Under the current language of the bill, states could potentially identify only a tiny handful of schools to target for improvement, or ignore schools that are doing an adequate job on average but allowing certain groups of students to fall through the cracks year after year. Several Senators have crafted an amendment to address this problem. It would require states to 1) identify at least 5% of their schools as low performing and in need of intervention; 2) identify for intervention any high school with a graduation rate of less than 67%; and 3) provide targeted and locally-driven support to schools that fail to meet their goals among specific groups of students, like students with disabilities, low-income students, English Language Learners, or Latino or African American students, for 2 or more years in a row.

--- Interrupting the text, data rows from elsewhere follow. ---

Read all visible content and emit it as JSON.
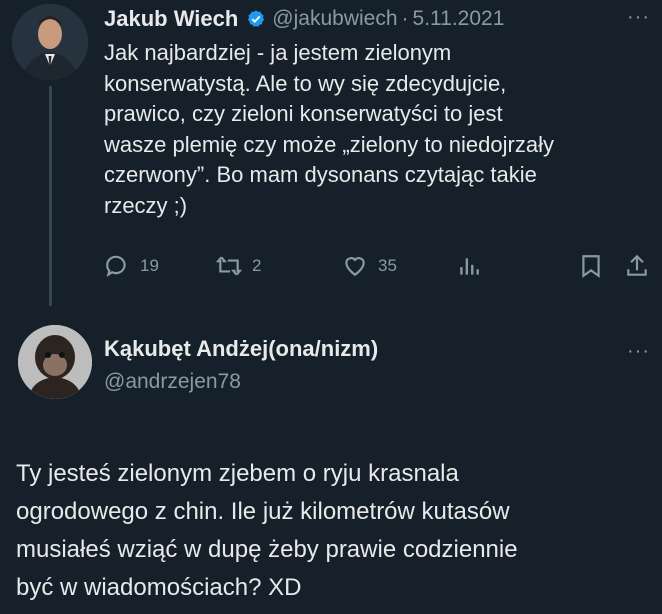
{
  "tweet": {
    "author_name": "Jakub Wiech",
    "handle": "@jakubwiech",
    "separator": "·",
    "date": "5.11.2021",
    "more": "···",
    "text": "Jak najbardziej - ja jestem zielonym\nkonserwatystą. Ale to wy się zdecydujcie,\nprawico, czy zieloni konserwatyści to jest\nwasze plemię czy może „zielony to niedojrzały\nczerwony”. Bo mam dysonans czytając takie\nrzeczy ;)",
    "replies": "19",
    "retweets": "2",
    "likes": "35"
  },
  "reply": {
    "author_name": "Kąkubęt Andżej(ona/nizm)",
    "handle": "@andrzejen78",
    "more": "···",
    "text": "Ty jesteś zielonym zjebem o ryju krasnala\nogrodowego z chin. Ile już kilometrów kutasów\nmusiałeś wziąć w dupę żeby prawie codziennie\nbyć w wiadomościach? XD"
  },
  "colors": {
    "background": "#15202b",
    "text": "#e7e9ea",
    "muted": "#8b98a5",
    "verified": "#1d9bf0"
  },
  "icons": [
    "verified-badge-icon",
    "reply-icon",
    "retweet-icon",
    "like-icon",
    "views-icon",
    "bookmark-icon",
    "share-icon",
    "more-icon"
  ]
}
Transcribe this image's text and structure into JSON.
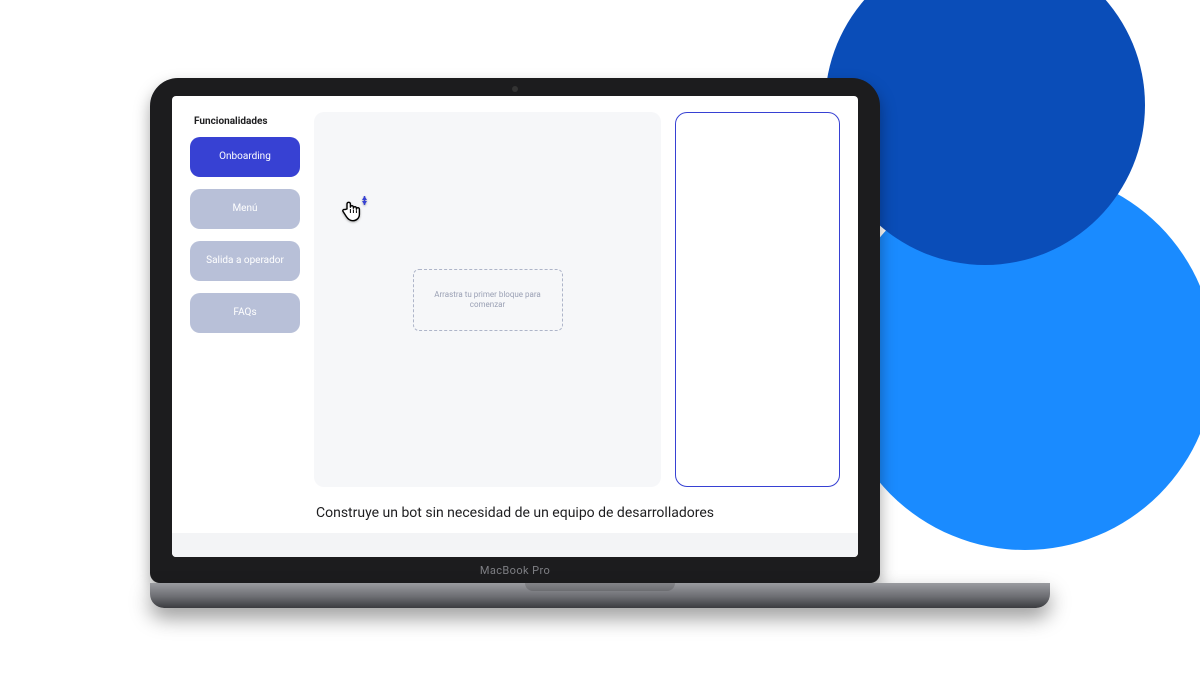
{
  "brand": "MacBook Pro",
  "sidebar": {
    "title": "Funcionalidades",
    "items": [
      {
        "label": "Onboarding",
        "state": "active"
      },
      {
        "label": "Menú",
        "state": "inactive"
      },
      {
        "label": "Salida a operador",
        "state": "inactive"
      },
      {
        "label": "FAQs",
        "state": "inactive"
      }
    ]
  },
  "canvas": {
    "dropzone_text": "Arrastra tu primer bloque para comenzar"
  },
  "caption": "Construye un bot sin necesidad de un equipo de desarrolladores",
  "colors": {
    "accent": "#3741d3",
    "accent_soft": "#b8c0d8",
    "bg_circle_dark": "#0a4db8",
    "bg_circle_light": "#1a8bff"
  }
}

There are three big reasons to support this amendment:
- We shouldn’t go back to a time when the most vulnerable students fall through the cracks. At its core, ESEA is a civil rights bill designed to guarantee that all students have access to a quality education. NCLB required states and districts for the first time to monitor the performance and progress of historically marginalized groups of students, like students of color, students with disabilities, and English Language Learners. This amendment stays true to the principle that has put student progress on the right track for the first time in decades: ensuring that schools cannot fail any group of students year after year without taking action.
- We cannot count on states to hold themselves accountable. Before NCLB, 17 states had no accountability system at all for their schools. Things were even worse for high-needs groups of students, as even the systems that did exist too often hid the progress of certain groups of students within school-wide averages. In other areas where we allow states to be their own arbiter, like for teacher preparation programs, we find that political pressure provides a powerful impetus for them to identify as few schools as in need of improvement as possible. This bill gives approximately $25 billion in federal tax dollars to states—and we should be sure we are getting more for it than a mere handful of improving schools.
- It strikes the right balance between maintaining state flexibility and upholding crucial federal guardrails. Like many of the other provisions of the bipartisan bill, this amendment fixes the biggest complaints about NCLB. It allows states to use a multi-measure approach when identifying schools that are in need of improvement, rather than relying on the testing-only methods of the past. And it would put states and districts in the driver’s seat in both setting the goals schools must meet and designing and implementing locally-tailored interventions for those that fall short. NCLB’s test and punish strategy would be relegated to the history books without diminishing our country’s commitment to ensuring that every student is equipped to succeed.